The State Tax Service has published the scheduled inspection plan that already covers March 2021.
However, tax payers should not cheer that the tax authorities have lost their chance to inspect 2017 owing to the quarantine moratorium. The point is that the time limitation (1095 days) of inspection has been suspended for its period.
The fiscal authorities have not ceased unscheduled inspections of the companies that specified the tax credit of UAH 100 thousand or more in the VAT return since the ban does not apply to them.
Financial penalties for offences have been accrued in another manner starting from 1 January. In some cases, in order to calculate the fine, the State Tax Service has to consider the tax payer’s guilt of the tax offence.
For instance, if the tax authority additionally assesses the monetary liability following the inspection, but does establish the intention to commit the offence, the fine will be 10% of the calculated amount. The intention increases the fine up to 25%. On the other hand, the offence committed without limitation through the fault of the regulatory authority or under the influence of force majeure circumstances releases the tax payer from any financial liability.
The situation associated with performance of the “under-liquidated” tax police is unsatisfactory. Its officers keep making life a nightmare for businesses by means of instituted criminal proceedings.
Also, they make searches, seize property and documents, interrogate businessmen, and freeze company accounts.
From January to December 2020, the tax police had 910 criminal proceedings based on Article 212 of the Criminal Code of Ukraine.
Ten charging documents were filed to court, 28 motions to release from criminal liability were submitted, and 124 proceedings were terminated.
The conclusion based on the statistics is sad: the tax police keep instituting most criminal proceedings without sufficient legal grounds!
Tax Police vs BES
Attorneys and businessmen have a rhetoric question: will the Bureau of Economic Security (BES) be able to improve the situation dramatically?
This authority is supposed to replace the tax police. On 28 January, the Verkhovna Rada adopted draft Law No. 3087-д “On the Bureau of Economic Security of Ukraine” in the second reading and in general.
The staff of the Bureau shall not exceed four thousand. Former tax police officers will be able to “be transferred” to the Bureau if they pass the competition and psychological tests.
Contrary to the expectations, the BES will be not only an “analytical”, but also a “law enforcement” authority and will be entitled to use physical force, riot control weapons and fire arms.

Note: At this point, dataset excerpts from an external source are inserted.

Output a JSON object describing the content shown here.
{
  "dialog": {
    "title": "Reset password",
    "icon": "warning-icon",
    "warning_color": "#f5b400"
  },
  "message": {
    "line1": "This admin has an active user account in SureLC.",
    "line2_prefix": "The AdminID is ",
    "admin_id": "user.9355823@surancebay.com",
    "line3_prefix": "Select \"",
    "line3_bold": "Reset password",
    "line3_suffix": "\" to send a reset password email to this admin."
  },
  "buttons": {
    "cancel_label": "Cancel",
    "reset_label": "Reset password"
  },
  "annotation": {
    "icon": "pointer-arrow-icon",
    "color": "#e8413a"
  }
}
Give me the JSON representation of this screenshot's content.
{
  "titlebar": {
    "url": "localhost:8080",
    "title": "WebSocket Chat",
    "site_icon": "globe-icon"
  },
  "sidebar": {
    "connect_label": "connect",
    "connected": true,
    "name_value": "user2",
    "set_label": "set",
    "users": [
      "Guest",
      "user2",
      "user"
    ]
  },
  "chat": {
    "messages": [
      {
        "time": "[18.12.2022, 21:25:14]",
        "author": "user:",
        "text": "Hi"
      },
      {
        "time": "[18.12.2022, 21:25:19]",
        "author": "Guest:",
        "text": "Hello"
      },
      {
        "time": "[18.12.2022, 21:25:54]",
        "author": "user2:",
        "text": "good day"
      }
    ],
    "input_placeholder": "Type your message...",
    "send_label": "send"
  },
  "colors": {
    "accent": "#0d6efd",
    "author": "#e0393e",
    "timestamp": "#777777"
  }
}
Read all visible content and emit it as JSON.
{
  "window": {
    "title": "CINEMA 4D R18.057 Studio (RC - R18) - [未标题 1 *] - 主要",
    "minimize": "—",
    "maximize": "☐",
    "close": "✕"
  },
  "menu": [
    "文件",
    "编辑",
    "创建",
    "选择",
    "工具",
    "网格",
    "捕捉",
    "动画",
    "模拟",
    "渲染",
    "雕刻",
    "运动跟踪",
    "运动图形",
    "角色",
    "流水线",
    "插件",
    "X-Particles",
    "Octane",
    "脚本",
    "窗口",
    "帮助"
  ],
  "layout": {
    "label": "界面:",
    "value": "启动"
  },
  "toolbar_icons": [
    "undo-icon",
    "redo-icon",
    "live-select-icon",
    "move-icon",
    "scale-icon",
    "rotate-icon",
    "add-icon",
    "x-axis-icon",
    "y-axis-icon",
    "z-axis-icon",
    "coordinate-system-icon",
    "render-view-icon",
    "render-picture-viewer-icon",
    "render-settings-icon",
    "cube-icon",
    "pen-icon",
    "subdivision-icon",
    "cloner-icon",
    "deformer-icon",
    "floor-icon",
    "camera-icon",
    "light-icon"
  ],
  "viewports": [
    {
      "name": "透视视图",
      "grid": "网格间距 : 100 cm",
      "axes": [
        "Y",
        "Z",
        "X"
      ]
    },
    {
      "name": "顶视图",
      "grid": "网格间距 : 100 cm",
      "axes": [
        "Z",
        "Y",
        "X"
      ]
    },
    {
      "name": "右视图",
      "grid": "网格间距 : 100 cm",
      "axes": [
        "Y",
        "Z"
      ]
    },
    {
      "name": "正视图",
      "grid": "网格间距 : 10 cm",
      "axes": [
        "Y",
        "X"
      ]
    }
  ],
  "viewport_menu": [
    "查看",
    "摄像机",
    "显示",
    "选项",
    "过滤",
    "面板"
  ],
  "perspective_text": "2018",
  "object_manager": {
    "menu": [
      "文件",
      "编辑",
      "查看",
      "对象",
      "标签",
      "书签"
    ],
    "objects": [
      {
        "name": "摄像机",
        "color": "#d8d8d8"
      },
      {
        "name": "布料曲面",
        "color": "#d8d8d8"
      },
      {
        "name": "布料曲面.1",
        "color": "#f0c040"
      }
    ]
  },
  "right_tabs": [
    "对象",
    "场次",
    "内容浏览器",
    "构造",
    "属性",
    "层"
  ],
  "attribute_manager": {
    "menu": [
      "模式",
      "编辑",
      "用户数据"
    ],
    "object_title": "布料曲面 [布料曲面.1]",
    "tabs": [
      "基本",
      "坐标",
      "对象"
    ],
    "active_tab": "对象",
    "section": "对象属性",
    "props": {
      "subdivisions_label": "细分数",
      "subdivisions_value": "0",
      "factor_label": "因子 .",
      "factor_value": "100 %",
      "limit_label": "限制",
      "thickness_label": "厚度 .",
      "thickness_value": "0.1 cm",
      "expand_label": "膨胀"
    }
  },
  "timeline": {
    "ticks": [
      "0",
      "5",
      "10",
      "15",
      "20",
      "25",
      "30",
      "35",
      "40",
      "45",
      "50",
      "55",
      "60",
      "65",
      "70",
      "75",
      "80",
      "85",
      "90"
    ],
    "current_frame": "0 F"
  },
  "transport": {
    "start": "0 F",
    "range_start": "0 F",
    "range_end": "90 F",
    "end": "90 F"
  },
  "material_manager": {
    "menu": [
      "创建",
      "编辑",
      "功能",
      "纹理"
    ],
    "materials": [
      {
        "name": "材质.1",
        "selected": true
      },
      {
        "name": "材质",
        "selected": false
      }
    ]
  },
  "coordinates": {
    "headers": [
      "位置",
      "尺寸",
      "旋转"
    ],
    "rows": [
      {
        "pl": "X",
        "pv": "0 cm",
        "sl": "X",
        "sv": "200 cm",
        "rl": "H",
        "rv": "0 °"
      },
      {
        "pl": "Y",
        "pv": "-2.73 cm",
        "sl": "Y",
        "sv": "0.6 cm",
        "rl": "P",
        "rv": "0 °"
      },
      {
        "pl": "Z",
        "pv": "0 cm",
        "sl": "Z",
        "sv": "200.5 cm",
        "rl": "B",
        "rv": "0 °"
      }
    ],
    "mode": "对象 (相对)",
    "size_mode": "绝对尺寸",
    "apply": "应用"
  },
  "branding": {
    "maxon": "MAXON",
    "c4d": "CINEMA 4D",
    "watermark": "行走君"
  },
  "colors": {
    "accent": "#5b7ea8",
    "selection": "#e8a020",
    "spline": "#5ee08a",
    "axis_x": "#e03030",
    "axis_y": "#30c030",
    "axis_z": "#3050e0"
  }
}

In fact, the Bureau will discharge the same operational, search and investigative functions as the tax police. The latter must be finally liquidated within six months after the BES law enters into force.
The competence of the Bureau has not been finally determined yet. The amendments to the Criminal Procedural Code that will prescribe the crimes within its competence have been adopted by the Parliament in the first reading only.
This draft law also supplements the Criminal Code with new Article 222-2 “VAT Fraud” and enhances liability for tax evasion. Therefore, many reasonably fear that good old tax police will be reincarnated behind the new beautiful façade.
Ukraine bound by the inter-state treaties, requirements of international financial institutions and budget challenges cannot cease its struggle against tax evasion.
In this contest, the government will keep reducing opportunities for tax manoeuvres, both for businesses common ordinary citizens.
This global tendency must be perceived calmly, with knowledge and best practices adopted to the new fiscal conditions.
We must remember that the tax world is changing at the incredible pace, and the existing business experience does not work in the full scope any more!